The median duration of hospital stay in this study was found to

The median duration of hospital stay in this study was found to be longer than that reported by other authors [3,9]. This can be explained by large number of patients with postoperative complications which usually need long duration of hospitalization. The present study had a mortality rate of 11.2%, which is higher than the rate quoted by Manilal Inhibitors,research,lifescience,medical et al. [9]. Factors responsible for the high mortality rate in our study were associated co-morbidities, delayed presentation and presence of complications. In our study, the cut throat injuries were successfully without complications in 89.7% of cases which is similar to other studies reported elsewhere [9,11]. Self discharge by

patient against medical advice is recognized problem in our setting and this is rampant, especially Inhibitors,research,lifescience,medical amongst surgical patients. Similarly, poor follow up visits

after discharge from hospitals remain a cause for concern. In the present study, only 36.8% of survivors were available for follow up which is in keeping with other studies done in developing countries [3,9,11]. The potential limitation of this study is the fact that information about some patients was incomplete in view of the retrospective nature of the study. This might have introduced some bias in our buy BIBR 1532 findings. Conclusions Cut throat injuries have become a major cause of morbidity and mortality among young Inhibitors,research,lifescience,medical males in our society where resources for prehospital and hospital trauma care Inhibitors,research,lifescience,medical are limited.

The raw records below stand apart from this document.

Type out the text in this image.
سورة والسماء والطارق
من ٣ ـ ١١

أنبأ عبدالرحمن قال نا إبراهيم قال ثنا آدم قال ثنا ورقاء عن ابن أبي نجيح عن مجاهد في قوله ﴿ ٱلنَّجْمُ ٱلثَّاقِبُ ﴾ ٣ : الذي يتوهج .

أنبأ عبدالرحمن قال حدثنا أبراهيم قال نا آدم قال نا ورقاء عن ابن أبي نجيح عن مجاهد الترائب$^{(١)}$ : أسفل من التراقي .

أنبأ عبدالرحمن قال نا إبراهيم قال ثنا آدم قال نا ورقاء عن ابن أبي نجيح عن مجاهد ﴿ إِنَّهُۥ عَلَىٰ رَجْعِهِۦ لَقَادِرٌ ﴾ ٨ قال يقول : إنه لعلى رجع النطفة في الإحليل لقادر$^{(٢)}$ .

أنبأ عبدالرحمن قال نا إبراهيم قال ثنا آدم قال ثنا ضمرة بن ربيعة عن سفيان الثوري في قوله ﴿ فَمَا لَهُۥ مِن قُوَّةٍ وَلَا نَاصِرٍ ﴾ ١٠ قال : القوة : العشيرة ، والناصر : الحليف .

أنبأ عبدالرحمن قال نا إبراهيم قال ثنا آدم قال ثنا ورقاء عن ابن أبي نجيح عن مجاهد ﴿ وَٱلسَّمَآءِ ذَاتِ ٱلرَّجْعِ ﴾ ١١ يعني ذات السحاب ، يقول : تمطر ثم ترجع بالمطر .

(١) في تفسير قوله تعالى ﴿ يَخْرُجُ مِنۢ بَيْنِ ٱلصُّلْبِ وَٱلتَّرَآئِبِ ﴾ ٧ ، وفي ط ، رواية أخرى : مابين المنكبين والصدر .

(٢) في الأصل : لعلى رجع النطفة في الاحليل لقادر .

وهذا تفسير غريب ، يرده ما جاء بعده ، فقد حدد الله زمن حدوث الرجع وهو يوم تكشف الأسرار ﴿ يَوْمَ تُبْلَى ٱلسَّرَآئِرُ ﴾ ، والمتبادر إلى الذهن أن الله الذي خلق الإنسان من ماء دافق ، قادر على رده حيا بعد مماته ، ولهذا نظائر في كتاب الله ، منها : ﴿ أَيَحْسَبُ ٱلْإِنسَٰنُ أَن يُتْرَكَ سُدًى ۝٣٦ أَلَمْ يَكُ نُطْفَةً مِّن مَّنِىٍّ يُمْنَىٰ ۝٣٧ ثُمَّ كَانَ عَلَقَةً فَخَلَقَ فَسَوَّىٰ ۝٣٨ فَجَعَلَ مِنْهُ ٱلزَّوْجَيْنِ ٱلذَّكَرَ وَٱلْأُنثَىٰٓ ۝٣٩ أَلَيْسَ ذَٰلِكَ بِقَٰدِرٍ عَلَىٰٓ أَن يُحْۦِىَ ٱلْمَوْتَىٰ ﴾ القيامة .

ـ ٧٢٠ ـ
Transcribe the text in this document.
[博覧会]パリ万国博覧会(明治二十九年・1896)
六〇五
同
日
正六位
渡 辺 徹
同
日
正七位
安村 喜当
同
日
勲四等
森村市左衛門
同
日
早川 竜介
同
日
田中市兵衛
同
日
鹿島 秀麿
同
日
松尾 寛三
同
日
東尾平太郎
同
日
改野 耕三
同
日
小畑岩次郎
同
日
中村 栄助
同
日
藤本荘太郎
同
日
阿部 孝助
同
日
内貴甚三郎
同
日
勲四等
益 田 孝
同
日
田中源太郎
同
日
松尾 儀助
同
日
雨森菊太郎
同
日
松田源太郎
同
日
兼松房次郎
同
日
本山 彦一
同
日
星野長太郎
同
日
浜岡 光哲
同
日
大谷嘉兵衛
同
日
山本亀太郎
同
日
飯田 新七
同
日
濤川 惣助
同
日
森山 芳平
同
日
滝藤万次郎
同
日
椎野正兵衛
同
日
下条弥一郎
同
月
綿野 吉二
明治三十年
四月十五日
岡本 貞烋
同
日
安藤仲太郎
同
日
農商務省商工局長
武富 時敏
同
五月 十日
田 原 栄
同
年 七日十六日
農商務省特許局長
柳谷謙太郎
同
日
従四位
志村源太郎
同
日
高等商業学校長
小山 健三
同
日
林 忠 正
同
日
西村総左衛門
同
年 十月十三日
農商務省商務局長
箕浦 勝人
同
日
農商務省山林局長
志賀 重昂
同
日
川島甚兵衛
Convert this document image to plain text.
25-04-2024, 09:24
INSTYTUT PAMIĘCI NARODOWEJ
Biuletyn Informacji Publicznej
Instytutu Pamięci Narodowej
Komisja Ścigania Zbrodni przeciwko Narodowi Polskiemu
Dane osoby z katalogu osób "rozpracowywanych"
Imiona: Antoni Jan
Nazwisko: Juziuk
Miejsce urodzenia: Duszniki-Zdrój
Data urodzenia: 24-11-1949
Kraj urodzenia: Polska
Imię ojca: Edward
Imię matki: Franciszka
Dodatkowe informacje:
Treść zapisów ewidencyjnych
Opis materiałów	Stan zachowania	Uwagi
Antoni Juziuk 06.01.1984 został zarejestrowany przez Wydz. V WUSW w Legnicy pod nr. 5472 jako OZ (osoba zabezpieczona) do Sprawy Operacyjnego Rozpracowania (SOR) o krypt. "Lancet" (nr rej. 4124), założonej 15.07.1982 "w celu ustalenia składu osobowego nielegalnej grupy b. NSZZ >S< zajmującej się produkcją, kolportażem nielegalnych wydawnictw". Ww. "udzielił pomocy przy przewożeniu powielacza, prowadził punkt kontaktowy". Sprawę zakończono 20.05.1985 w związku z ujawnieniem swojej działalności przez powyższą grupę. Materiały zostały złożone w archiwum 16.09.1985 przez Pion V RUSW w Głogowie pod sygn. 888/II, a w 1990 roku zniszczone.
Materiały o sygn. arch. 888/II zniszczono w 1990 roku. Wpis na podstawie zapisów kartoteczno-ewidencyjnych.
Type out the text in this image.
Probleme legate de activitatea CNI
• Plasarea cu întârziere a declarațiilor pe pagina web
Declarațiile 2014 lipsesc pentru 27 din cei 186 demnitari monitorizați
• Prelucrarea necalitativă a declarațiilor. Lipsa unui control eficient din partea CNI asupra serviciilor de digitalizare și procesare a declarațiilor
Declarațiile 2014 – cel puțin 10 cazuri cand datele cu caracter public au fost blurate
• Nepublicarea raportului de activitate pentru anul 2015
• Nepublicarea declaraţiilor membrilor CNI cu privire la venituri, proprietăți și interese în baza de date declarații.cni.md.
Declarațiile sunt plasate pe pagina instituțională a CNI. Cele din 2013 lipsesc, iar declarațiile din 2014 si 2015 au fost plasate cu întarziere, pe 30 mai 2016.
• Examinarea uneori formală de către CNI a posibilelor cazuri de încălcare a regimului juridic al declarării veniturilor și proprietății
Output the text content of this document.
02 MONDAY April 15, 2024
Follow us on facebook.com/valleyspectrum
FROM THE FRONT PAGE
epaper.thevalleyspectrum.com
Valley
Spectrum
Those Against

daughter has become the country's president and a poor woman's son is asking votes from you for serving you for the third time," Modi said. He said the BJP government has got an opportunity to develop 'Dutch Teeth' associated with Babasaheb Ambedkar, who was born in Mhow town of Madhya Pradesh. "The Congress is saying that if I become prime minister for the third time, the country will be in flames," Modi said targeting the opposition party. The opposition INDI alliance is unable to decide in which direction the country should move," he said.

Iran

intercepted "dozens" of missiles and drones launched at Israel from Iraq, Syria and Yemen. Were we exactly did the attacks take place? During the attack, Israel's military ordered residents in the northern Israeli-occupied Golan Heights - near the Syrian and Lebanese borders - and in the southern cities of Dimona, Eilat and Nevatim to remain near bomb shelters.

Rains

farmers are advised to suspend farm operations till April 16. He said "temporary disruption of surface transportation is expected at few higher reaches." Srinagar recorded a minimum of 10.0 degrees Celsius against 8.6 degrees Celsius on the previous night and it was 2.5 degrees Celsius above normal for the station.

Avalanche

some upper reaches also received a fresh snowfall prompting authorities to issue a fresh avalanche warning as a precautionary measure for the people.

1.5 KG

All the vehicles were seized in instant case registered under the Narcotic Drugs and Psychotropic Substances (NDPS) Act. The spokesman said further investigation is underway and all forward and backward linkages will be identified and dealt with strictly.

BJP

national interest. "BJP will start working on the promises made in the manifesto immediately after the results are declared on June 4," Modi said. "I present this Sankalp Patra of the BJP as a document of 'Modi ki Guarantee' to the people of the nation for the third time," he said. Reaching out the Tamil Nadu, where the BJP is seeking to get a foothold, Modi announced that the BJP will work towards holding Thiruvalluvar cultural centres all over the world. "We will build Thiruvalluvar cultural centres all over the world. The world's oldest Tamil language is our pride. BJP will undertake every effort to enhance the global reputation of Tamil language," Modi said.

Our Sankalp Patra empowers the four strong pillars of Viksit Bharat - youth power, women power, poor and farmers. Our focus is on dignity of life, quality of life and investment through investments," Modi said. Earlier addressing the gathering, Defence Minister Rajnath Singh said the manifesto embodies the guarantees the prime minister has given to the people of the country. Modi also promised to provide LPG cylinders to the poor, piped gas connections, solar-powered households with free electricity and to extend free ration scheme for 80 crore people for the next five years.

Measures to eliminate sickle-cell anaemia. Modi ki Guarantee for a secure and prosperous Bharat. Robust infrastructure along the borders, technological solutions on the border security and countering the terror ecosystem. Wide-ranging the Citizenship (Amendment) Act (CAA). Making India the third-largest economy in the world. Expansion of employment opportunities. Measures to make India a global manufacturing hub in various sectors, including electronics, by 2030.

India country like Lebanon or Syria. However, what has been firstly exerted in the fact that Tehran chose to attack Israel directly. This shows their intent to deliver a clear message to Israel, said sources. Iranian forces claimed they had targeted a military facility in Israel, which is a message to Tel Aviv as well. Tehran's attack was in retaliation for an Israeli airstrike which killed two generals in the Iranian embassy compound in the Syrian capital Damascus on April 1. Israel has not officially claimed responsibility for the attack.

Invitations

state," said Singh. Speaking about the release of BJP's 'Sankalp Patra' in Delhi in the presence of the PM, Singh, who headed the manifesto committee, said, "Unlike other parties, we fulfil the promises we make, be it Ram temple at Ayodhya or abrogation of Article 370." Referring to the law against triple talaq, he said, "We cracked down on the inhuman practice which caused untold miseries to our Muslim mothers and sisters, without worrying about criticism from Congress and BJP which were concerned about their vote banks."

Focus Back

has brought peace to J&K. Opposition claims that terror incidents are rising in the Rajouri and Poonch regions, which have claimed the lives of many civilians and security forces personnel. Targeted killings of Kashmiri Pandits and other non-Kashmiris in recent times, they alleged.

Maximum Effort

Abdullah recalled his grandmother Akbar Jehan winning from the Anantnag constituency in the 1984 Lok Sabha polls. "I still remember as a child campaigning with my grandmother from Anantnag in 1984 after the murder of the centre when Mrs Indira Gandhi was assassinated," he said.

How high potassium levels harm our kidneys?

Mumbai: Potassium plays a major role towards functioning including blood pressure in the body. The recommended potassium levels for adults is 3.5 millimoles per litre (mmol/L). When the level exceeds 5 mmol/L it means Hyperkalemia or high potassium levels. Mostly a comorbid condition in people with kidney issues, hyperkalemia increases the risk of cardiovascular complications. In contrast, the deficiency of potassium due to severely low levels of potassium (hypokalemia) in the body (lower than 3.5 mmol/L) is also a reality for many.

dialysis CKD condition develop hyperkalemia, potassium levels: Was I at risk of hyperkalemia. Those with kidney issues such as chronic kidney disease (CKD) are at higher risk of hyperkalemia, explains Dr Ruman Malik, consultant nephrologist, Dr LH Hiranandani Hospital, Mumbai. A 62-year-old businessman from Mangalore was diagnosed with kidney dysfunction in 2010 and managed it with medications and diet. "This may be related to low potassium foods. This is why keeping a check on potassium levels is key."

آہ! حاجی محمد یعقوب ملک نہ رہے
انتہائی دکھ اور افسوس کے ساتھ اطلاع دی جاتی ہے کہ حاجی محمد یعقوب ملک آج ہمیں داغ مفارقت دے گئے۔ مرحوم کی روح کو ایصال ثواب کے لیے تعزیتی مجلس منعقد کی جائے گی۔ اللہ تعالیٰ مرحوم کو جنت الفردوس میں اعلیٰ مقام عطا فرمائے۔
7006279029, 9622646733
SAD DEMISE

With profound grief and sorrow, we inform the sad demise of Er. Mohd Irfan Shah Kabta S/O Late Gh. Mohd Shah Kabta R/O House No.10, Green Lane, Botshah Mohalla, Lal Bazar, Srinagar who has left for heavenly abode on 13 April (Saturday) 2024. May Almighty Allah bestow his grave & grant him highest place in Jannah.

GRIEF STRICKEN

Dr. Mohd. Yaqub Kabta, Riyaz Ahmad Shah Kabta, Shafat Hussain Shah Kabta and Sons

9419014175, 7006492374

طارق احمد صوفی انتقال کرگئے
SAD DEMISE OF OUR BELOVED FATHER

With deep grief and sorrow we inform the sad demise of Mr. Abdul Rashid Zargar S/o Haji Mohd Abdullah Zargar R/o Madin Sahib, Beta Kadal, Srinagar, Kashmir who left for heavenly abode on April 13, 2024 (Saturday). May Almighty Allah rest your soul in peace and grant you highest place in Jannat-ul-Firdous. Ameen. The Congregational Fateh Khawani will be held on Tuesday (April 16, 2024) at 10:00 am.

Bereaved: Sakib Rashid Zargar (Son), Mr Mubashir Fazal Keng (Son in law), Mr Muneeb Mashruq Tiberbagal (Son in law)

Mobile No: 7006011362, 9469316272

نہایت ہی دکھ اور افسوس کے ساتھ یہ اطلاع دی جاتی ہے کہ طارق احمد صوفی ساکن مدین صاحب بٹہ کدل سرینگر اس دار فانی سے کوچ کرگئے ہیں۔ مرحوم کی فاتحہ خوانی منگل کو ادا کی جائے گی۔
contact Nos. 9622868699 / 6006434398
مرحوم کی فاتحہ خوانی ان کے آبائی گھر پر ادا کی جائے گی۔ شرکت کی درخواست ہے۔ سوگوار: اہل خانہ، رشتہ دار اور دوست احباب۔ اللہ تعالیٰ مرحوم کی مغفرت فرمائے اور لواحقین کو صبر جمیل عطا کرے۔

High rates of unemployment, poor socio-economic status, poor education, poverty and substance abuse have been reported to be responsible for these injuries in our society. Addressing the root causes of violence such as poverty, unemployment, Inhibitors,research,lifescience,medical and substance abuse will reduce the incidence of cut throat injuries in our environment. Establishment of efficient emergency health

care services for pre-hospital care and effective ambulance system for rapid transport of injured victims to hospital will reduce morbidity and mortality associated with these injuries. Competing interests The authors declare that they have no competing interests. Authors’ contributions JMG conceived the study, participated in the design and coordination of the study and drafted the manuscript. KAH and PLC of contributed in study design, literature search, data analysis, manuscript writing and editing. In addition PLC submitted the manuscript. All the authors read and approved the final manuscript. Pre-publication history The pre-publication history for this paper can be accessed here: http://www.biomedcentral.com/1471-227X/14/1/prepub Acknowledgements We are grateful to the Senior House Officers in the department of Surgery for their support in data collection. We also like to thank all members of staff in Medical Record department for their cordial help and support in data collection during this study.